The housing market in this country is currently out of phase with that of the U.S., said Hall, so there will not be major housing growth fuelled by homegrown demand as in the States.

The Canadian supply did not need to correct as much as in the U.S. after the recession of 2008 so we were adding to a balanced situation when housing starts went up in the past nine years, and now Canada is in a surplus of housing.

But for constructors, he said, there is big news in other sectors, specifically the recovery in oil and gas, expansion in mines and strength in auto parts.

"This is an exciting story," he said. "With international trade firing up and commodity prices coming off of their extreme lows in 2016, we have an industrial sector inside Canada that is actually doing very well."

Then there is a traditional Canadian strength, agriculture, which will translate into a significant source of jobs for the construction sector, he said.

"The agri-food complex is incredibly exciting going forward," said Hall in an interview after his presentation.

"Let's just take pork in China, their net dependence on the rest of the world right now is growing at a rate of 15 to 21 per cent every year on a compound basis.

"Let those numbers sink in."

Canada as a "bread basket nation" is poised to profit, said Hall.

"We do things like pork," he said. "We have lots of crops here, we process foods here. So the demands of China and the emerging markets in general over the next 20 to 30 years are going to be extremely aggressive.

"And we believe construction is going to be needed for a long while to facilitate this growth."

Hall acknowledged there are a number of potential inhibitors to world growth in addition to North American uncertainties such as NAFTA.

Growth in China is not what it once was, he said, but the Chinese economy is not as important to global economic expansion as the U.S. economy is.
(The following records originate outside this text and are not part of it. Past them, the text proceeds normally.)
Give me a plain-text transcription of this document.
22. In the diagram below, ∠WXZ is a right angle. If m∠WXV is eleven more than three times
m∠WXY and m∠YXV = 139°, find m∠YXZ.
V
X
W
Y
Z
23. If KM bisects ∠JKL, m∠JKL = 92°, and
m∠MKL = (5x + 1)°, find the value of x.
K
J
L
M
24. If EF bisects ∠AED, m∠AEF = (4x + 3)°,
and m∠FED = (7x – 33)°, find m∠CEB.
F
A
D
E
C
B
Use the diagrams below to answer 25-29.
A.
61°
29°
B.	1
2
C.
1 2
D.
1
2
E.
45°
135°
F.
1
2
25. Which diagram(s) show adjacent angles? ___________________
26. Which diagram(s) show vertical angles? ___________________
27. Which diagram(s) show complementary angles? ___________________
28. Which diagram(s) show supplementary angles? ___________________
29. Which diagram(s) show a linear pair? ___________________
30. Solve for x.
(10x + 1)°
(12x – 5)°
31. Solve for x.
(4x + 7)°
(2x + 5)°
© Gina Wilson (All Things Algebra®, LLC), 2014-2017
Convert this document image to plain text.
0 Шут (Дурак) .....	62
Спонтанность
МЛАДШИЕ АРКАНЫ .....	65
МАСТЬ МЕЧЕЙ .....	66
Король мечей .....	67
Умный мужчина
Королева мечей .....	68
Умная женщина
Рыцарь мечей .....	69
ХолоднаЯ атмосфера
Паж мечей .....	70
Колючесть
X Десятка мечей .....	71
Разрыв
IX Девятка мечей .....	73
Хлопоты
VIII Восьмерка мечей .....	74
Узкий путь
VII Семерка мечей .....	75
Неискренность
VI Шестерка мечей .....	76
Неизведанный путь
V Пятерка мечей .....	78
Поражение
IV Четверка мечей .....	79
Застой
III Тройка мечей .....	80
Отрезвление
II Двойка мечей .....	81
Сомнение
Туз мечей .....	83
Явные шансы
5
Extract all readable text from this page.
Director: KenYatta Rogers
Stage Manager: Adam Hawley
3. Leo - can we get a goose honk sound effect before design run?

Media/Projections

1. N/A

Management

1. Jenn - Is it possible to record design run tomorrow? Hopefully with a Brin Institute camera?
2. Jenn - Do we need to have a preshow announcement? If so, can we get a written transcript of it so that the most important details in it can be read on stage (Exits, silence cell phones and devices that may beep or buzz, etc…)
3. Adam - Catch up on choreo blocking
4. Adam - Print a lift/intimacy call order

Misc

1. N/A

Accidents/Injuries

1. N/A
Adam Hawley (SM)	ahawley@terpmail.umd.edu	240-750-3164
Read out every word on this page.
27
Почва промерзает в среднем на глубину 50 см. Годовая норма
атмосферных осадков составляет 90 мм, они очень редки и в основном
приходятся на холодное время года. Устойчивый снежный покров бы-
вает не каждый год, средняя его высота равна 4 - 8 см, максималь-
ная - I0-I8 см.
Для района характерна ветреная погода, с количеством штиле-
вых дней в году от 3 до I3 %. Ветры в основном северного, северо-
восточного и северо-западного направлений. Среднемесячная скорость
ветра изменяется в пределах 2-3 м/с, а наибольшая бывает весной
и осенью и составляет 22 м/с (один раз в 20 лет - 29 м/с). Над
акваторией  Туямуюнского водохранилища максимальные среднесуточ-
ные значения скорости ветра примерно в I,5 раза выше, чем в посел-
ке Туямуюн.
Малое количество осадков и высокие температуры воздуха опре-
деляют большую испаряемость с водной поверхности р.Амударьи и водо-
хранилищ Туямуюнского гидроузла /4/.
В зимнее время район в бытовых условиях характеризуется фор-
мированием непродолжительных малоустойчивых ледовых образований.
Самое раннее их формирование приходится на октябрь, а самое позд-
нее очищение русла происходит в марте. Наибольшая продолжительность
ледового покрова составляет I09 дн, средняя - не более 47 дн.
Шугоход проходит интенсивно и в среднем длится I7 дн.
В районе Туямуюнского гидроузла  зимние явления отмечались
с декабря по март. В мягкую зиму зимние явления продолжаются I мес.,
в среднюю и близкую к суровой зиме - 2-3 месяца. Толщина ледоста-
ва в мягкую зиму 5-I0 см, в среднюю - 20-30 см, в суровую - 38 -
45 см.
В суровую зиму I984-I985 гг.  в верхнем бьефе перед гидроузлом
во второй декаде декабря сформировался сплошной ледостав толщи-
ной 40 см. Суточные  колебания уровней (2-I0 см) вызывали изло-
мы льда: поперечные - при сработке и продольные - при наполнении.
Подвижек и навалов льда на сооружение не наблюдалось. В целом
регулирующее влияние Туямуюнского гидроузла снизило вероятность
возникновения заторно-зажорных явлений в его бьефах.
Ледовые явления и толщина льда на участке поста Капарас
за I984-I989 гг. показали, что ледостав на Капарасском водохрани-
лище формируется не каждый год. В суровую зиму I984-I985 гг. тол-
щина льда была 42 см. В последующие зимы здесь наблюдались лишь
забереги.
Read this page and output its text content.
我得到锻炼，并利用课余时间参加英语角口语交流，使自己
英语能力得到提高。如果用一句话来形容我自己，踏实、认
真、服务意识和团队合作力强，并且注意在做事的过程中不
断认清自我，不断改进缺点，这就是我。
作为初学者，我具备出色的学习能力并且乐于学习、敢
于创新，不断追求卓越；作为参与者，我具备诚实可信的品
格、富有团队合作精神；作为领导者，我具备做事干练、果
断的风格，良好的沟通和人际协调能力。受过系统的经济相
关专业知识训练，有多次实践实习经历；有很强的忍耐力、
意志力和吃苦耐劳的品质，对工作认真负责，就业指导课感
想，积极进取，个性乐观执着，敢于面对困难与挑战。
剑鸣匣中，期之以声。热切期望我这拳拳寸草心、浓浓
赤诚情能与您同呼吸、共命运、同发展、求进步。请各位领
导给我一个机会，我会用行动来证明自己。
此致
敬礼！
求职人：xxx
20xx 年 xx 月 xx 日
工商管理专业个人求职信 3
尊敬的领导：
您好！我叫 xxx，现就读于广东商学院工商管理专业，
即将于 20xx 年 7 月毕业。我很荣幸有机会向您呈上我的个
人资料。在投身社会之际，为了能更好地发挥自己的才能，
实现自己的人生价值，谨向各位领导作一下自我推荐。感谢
Looking at Europe, there is uncertainty, Hall said, but the Canadian construction sector stands to benefit substantially from the CETA trade deal that officially went into effect on Sept. 21.

"The interesting thing is, growth is a great elixir," he said. "There is not a single one of these structural inhibitors that cannot be healed by a turnaround in global growth. We think that there is an aggressive wave of growth coming our way."

Summing up, Hall told the construction stakeholders that with the economy moving forward in the U.S., "The trade side is going to drive Canada and make your business prosperous."